C’est sur des musiques apaisantes et énigmatiques d’Érik Satie, loin du tumulte dramatique du Moyen-Orient, que le visiteur arpentait les allées d’ARCOmadrid 2026 les premiers jours de la foire. Sur le stand de la galerie 1 Mira Madrid, les volontaires pouvaient uniquement jouer des pièces de ce compositeur français sur le piano recouvert par les indications mystérieuses laissées par Satie sur ses partitions comme « au-dehors et douloureux » ou « évitez toute exaltation sacrilège »… Un instrument en hommage au compositeur signé Esther Ferrer, grande figure de l’art conceptuel qu’elle importa des États-Unis, où elle a vécu, vers l’Espagne. Comptez 39 000 euros pour le piano, installé devant un ensemble d’autoportraits photographiques réalisés entre 1989 et 2024 par la même artiste aujourd’hui âgée de 88 ans. Lors de l’ouverture d’ARCO, mercredi 4 mars, le Pérez Art Museum Miami a jeté son dévolu sur l’une des trois éditions à 85 000 euros. L’une est déjà au Museo Reina Sofia de Madrid, et la dernière est encore disponible. Esther Ferrer bénéficie par ailleurs d’une rétrospective au Museo Casa de la Moneda dans la capitale espagnole (jusqu’au 12 avril 2026). L'une des expositions à ne pas manquer en ville, avec entre autres celle de José Maria Sicila (défendu par la galerie Chantal Crousel) au sein de l'incroyable palais de la famille d'Albe, le Palacio de Liria (jusqu'au 31 mai 2026).
« Ici, on peut encore défendre et montrer des artistes conceptuels », observe Philippe Charpentier, de la galerie parisienne (et de Bogotá en Colombie) mor charpentier, qui montre entre autres un assemblage de pierres et de boîtes d’œufs de Théo Mercier. Une allusion au fait que, dans bien des foires européennes, à commencer par celles de l’importance d’ARCO, la peinture, plus aisément domestique, s’est imposée comme médium dominant, reléguant l’art minimal et conceptuel, tout comme la photographie et la vidéo, à une présence désormais plus discrète. La galerie mor charpentier expose dans une salle au fond de son stand une très belle peinture « déroulante » de 2018 de la Française Sylvie Selig intitulée Révolution et peuplée de personnages et de lapins (à 22 000 euros). La révolution : tout un programme à ARCO, plateforme pour l’art espagnol mais aussi latino-américain, région à l’histoire agitée… Philippe Charpentier confie « un début très solide de la Foire, dans un contexte pas facile non lié à l’ARCO, un contexte global plus lent où il y a moins d’urgence à acheter ».

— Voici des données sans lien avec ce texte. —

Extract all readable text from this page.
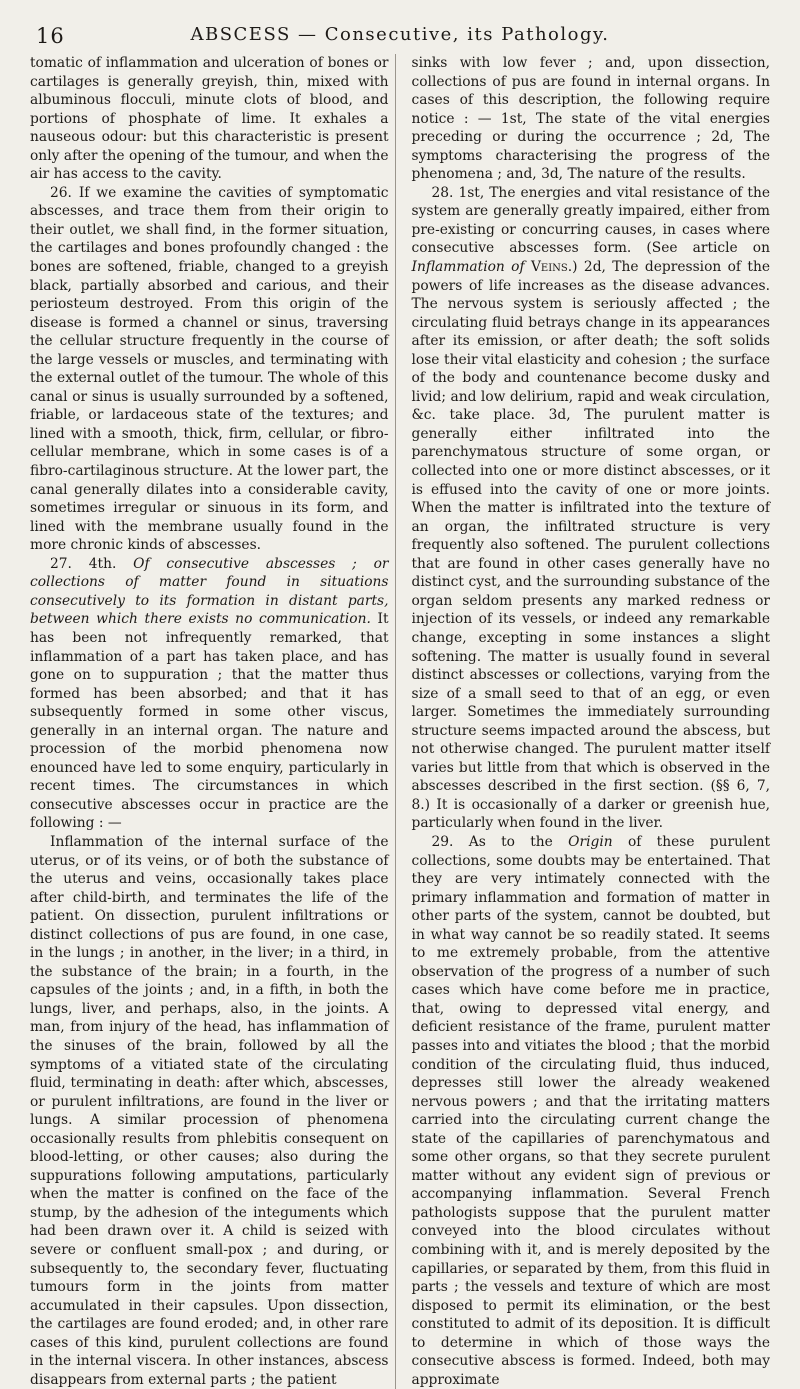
16	ABSCESS — Consecutive, its Pathology.

tomatic of inflammation and ulceration of bones or cartilages is generally greyish, thin, mixed with albuminous flocculi, minute clots of blood, and portions of phosphate of lime. It exhales a nauseous odour: but this characteristic is present only after the opening of the tumour, and when the air has access to the cavity.

26. If we examine the cavities of symptomatic abscesses, and trace them from their origin to their outlet, we shall find, in the former situation, the cartilages and bones profoundly changed : the bones are softened, friable, changed to a greyish black, partially absorbed and carious, and their periosteum destroyed. From this origin of the disease is formed a channel or sinus, traversing the cellular structure frequently in the course of the large vessels or muscles, and terminating with the external outlet of the tumour. The whole of this canal or sinus is usually surrounded by a softened, friable, or lardaceous state of the textures; and lined with a smooth, thick, firm, cellular, or fibro-cellular membrane, which in some cases is of a fibro-cartilaginous structure. At the lower part, the canal generally dilates into a considerable cavity, sometimes irregular or sinuous in its form, and lined with the membrane usually found in the more chronic kinds of abscesses.

27. 4th. Of consecutive abscesses ; or collections of matter found in situations consecutively to its formation in distant parts, between which there exists no communication. It has been not infrequently remarked, that inflammation of a part has taken place, and has gone on to suppuration ; that the matter thus formed has been absorbed; and that it has subsequently formed in some other viscus, generally in an internal organ. The nature and procession of the morbid phenomena now enounced have led to some enquiry, particularly in recent times. The circumstances in which consecutive abscesses occur in practice are the following : —

Inflammation of the internal surface of the uterus, or of its veins, or of both the substance of the uterus and veins, occasionally takes place after child-birth, and terminates the life of the patient. On dissection, purulent infiltrations or distinct collections of pus are found, in one case, in the lungs ; in another, in the liver; in a third, in the substance of the brain; in a fourth, in the capsules of the joints ; and, in a fifth, in both the lungs, liver, and perhaps, also, in the joints. A man, from injury of the head, has inflammation of the sinuses of the brain, followed by all the symptoms of a vitiated state of the circulating fluid, terminating in death: after which, abscesses, or purulent infiltrations, are found in the liver or lungs. A similar procession of phenomena occasionally results from phlebitis consequent on blood-letting, or other causes; also during the suppurations following amputations, particularly when the matter is confined on the face of the stump, by the adhesion of the integuments which had been drawn over it. A child is seized with severe or confluent small-pox ; and during, or subsequently to, the secondary fever, fluctuating tumours form in the joints from matter accumulated in their capsules. Upon dissection, the cartilages are found eroded; and, in other rare cases of this kind, purulent collections are found in the internal viscera. In other instances, abscess disappears from external parts ; the patient

sinks with low fever ; and, upon dissection, collections of pus are found in internal organs. In cases of this description, the following require notice : — 1st, The state of the vital energies preceding or during the occurrence ; 2d, The symptoms characterising the progress of the phenomena ; and, 3d, The nature of the results.

28. 1st, The energies and vital resistance of the system are generally greatly impaired, either from pre-existing or concurring causes, in cases where consecutive abscesses form. (See article on Inflammation of Veins.) 2d, The depression of the powers of life increases as the disease advances. The nervous system is seriously affected ; the circulating fluid betrays change in its appearances after its emission, or after death; the soft solids lose their vital elasticity and cohesion ; the surface of the body and countenance become dusky and livid; and low delirium, rapid and weak circulation, &c. take place. 3d, The purulent matter is generally either infiltrated into the parenchymatous structure of some organ, or collected into one or more distinct abscesses, or it is effused into the cavity of one or more joints. When the matter is infiltrated into the texture of an organ, the infiltrated structure is very frequently also softened. The purulent collections that are found in other cases generally have no distinct cyst, and the surrounding substance of the organ seldom presents any marked redness or injection of its vessels, or indeed any remarkable change, excepting in some instances a slight softening. The matter is usually found in several distinct abscesses or collections, varying from the size of a small seed to that of an egg, or even larger. Sometimes the immediately surrounding structure seems impacted around the abscess, but not otherwise changed. The purulent matter itself varies but little from that which is observed in the abscesses described in the first section. (§§ 6, 7, 8.) It is occasionally of a darker or greenish hue, particularly when found in the liver.

29. As to the Origin of these purulent collections, some doubts may be entertained. That they are very intimately connected with the primary inflammation and formation of matter in other parts of the system, cannot be doubted, but in what way cannot be so readily stated. It seems to me extremely probable, from the attentive observation of the progress of a number of such cases which have come before me in practice, that, owing to depressed vital energy, and deficient resistance of the frame, purulent matter passes into and vitiates the blood ; that the morbid condition of the circulating fluid, thus induced, depresses still lower the already weakened nervous powers ; and that the irritating matters carried into the circulating current change the state of the capillaries of parenchymatous and some other organs, so that they secrete purulent matter without any evident sign of previous or accompanying inflammation. Several French pathologists suppose that the purulent matter conveyed into the blood circulates without combining with it, and is merely deposited by the capillaries, or separated by them, from this fluid in parts ; the vessels and texture of which are most disposed to permit its elimination, or the best constituted to admit of its deposition. It is difficult to determine in which of those ways the consecutive abscess is formed. Indeed, both may approximate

Nevena Aleksovski et Maja Babič Košir (présentées par Ravnikar Projects), devant leur œuvre commune, ARCOmadrid 2026. Photo : A.C.
Pour défendre la diversité artistique, tant du point de vue de la forme que du contenu, ARCOmadrid peut notamment s’appuyer sur plusieurs secteurs curatés. Parmi eux, « ARCO2045 », conçu par José Luis Blondet et Magalí Arriola, célèbre les 45 ans de la foire madrilène dans deux espaces répartis dans chacun des deux halls qui accueillent au total 211 galeries. Sur le secteur des jeunes galeries, « Opening », cocuraté par Rafael Barber Cortell et Anissa Touati, se démarque notamment la grande installation féministe de papiers peints, documents et d’images coréalisée par les artistes slovènes Nevena Aleksovski et Maja Babič Košir (présentées par Ravnikar Projects de Ljubljana) ; mais aussi les délicates peintures et collages de Tamar Nadiradze, des jeunes femmes perdues dans des songes inquiétants (4710, galerie géorgienne de Tbilissi), à quelques milliers d’euros.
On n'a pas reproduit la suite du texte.